Ever have doubts about your capabilities? I think we all have. (Except for maybe a few oblivious people out there.) But doubt and fear are normal reactions when it comes to how we feel about our own artistic expression, including writing.
The older I get, the more I see how things are connected. We draw upon previous experiences to prepare us for new ones. In this case, since I’m fairly new to writing, I often find myself comparing writing to making music. I’ve been singing since I was eight, playing piano since the age of nine, and playing in band since junior high. So I have a lot of experiences to draw from. (I won’t tell you how many years. Let’s just say it’s many decades!)

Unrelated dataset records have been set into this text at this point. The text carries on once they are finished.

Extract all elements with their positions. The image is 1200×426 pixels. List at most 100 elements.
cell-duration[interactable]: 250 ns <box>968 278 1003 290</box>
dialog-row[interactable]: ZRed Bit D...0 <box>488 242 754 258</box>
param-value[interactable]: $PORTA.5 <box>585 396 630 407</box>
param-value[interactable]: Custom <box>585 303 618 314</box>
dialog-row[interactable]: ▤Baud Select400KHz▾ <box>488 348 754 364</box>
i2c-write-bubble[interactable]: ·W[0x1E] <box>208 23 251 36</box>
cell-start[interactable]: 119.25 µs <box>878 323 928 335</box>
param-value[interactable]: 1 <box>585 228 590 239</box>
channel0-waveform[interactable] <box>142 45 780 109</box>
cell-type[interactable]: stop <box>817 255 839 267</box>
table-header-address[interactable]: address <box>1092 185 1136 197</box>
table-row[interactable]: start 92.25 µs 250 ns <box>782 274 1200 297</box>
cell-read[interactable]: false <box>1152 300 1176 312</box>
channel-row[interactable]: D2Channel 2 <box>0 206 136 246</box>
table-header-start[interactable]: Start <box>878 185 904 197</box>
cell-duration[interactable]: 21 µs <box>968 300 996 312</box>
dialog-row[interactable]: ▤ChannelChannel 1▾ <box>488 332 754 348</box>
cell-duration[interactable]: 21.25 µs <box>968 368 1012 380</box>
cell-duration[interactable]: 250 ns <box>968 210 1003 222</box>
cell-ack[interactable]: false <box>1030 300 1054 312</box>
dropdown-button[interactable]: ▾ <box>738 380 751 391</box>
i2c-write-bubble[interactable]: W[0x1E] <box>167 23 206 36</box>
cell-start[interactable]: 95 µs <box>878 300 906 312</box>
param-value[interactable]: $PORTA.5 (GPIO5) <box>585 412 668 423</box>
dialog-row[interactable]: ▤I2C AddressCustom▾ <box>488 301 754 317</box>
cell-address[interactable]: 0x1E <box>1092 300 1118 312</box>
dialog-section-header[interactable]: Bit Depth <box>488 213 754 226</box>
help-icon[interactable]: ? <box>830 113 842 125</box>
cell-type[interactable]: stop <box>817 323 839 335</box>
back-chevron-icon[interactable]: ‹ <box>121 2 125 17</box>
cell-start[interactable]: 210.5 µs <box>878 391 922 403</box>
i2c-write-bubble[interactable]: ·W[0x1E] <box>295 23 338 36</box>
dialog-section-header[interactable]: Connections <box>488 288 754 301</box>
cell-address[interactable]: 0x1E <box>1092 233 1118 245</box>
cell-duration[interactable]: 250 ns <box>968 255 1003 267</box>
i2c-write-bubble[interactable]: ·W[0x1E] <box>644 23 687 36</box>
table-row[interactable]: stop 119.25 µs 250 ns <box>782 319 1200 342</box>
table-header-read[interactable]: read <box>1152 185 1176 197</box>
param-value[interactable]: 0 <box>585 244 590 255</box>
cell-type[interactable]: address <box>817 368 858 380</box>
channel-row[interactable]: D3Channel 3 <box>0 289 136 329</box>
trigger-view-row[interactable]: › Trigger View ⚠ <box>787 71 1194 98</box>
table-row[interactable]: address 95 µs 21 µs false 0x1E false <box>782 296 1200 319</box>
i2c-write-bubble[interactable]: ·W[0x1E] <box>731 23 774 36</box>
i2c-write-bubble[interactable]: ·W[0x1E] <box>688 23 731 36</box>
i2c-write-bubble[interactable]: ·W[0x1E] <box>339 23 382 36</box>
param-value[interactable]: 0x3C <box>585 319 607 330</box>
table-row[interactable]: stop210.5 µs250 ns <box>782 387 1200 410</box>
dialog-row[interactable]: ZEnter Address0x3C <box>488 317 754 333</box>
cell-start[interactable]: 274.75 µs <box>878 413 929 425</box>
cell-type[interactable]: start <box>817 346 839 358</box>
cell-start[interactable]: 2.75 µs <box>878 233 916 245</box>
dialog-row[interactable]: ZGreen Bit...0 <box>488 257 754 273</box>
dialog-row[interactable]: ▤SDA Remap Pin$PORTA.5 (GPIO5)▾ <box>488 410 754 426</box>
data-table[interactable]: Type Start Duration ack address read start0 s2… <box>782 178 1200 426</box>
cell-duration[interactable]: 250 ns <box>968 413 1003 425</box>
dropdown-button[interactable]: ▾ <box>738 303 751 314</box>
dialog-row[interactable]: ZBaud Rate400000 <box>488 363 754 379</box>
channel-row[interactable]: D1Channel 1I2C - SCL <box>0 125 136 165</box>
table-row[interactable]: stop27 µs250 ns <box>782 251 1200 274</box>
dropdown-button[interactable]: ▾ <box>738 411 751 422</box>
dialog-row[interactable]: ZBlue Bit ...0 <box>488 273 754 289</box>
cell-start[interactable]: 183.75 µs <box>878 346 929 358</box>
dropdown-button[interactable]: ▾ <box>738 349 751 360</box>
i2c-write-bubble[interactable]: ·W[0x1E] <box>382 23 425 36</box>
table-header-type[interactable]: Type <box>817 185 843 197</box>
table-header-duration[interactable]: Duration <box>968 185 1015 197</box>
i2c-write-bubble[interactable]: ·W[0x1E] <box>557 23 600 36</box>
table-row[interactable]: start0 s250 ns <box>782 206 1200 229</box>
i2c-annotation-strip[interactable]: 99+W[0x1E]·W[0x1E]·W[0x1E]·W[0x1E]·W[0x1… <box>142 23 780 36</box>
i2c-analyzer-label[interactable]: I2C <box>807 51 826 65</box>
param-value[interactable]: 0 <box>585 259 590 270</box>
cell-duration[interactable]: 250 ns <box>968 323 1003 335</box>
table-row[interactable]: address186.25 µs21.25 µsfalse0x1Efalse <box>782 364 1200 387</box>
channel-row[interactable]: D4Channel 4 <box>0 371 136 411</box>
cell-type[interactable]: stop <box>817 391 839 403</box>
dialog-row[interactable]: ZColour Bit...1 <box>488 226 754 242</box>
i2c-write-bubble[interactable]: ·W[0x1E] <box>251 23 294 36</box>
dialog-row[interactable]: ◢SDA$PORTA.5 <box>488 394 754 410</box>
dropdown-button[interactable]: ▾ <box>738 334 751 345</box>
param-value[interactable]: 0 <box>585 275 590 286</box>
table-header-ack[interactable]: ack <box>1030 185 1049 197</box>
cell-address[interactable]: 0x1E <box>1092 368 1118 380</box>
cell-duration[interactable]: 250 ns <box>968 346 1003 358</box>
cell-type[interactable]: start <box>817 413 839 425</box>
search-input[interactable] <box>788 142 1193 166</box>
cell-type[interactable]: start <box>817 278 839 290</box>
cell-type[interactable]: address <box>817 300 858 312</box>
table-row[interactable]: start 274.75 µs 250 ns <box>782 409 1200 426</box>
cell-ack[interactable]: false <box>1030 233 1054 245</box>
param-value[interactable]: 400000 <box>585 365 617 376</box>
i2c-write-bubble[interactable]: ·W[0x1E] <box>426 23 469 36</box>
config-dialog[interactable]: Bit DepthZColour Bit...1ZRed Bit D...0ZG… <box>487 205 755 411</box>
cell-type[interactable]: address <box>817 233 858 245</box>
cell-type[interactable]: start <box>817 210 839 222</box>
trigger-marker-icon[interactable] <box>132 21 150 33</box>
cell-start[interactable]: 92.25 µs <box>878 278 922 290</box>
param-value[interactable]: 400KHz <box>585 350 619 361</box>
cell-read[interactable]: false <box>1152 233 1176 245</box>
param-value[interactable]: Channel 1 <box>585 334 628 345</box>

Now I’m not an excellent musician. I’m good at sight-reading choral music and the technical aspects of music. (That was the only way I made it to Area in the state competition in choir in high school. I beat out singers with better voices because of smarts instead of talent.) I’ve sung solos and played instrumental solos. I’m okay, not great. I know my limitations.
But there are some people, the happy oblivious ones previously mentioned, who have absolutely no idea that they are bad. God bless them, they often are the most dedicated and enthusiastic participants, but they have no idea they stink. (I know that’s rude, but it’s true and we all know it.) So here’s the doubt mentioned in the title–Sometimes I think, “Am I one of those people?” I honestly have to ask myself that question from time to time. I don’t think I am, but I think it’s a healthy question to keep myself in check.
So since writing is a lot like music, there are those who stink and those who are good. (Don’t get yourself in a kerfluffle. We all know there are writers who stink.) So as I’m going down this path of choosing writing as a career, I’m wondering how am I doing? I know there is a lot of room for improvement, but am I one of the oblivious? Do I stink and no one is willing to tell me? I think my true friends are honest with me. I hope so, because I can’t improve if I don’t know!
On the other side of this coin, there are people who, no matter how much they practice, no matter how good they are, they’re still afraid of not measuring up. Boy, do I fall into this category. I get tremendous stage fright. It’s not uncommon for me to get sick to my stomach, sweat, or get heart palpitations. I used to cry and I’ve even blacked out before. Thank goodness I’ve at least got that under control! I’ve had people ask me, “If all of these things happen to you? Then why do you subject yourself to such torture?” The answer is, I’m compelled to. I have to. If you’ve ever been a part of something wonderful, that’s bigger than the sum of the participants, you’ll know what I mean. It’s a bit addictive but I think of it as a spiritual. It’s like you’re making magic, honestly. And who doesn’t want to make magic?
And speaking of performing with others, have you ever performed with outstanding musicians? They make the experience a joy. And of course they you make better because you usually perform better to match them. Well we, at Austin Mystery Writers, have put together an anthology and invited some of our friends to contribute. I think they raised the
bar for us and we delivered. Sometimes I have my doubts about the quality of my story, but I also have faith it’s pretty good and I’m getting better. So I have faith amid my doubts and I’m moving forward, enjoying the experience, and making magic. And as always, practice, practice, practice, practice.
Murder On Wheels is available on Amazon and Barnes and Noble. The ebook version should be available soon.
7 thoughts on “Faith Amid Doubt”
Great post, Valerie, and oh, so true.
Reblogged this on Crime Ladies.
Good post. I live with doubt.
And I just want to say I’m proud to be in the same group with the person who wrote the following:
“But there are some people, the happy oblivious ones previously mentioned, who have absolutely no idea that they are bad. God bless them, they often are the most dedicated and enthusiastic participants, but they have no idea they stink.”
Sincerity, Truth, Design: You’ve hit them all in that passage. 🙂
Reblogged this on Kathy Waller and commented:
Austin Mystery Writer Valerie Chandler writes about doubt, a feeling familiar to most writers.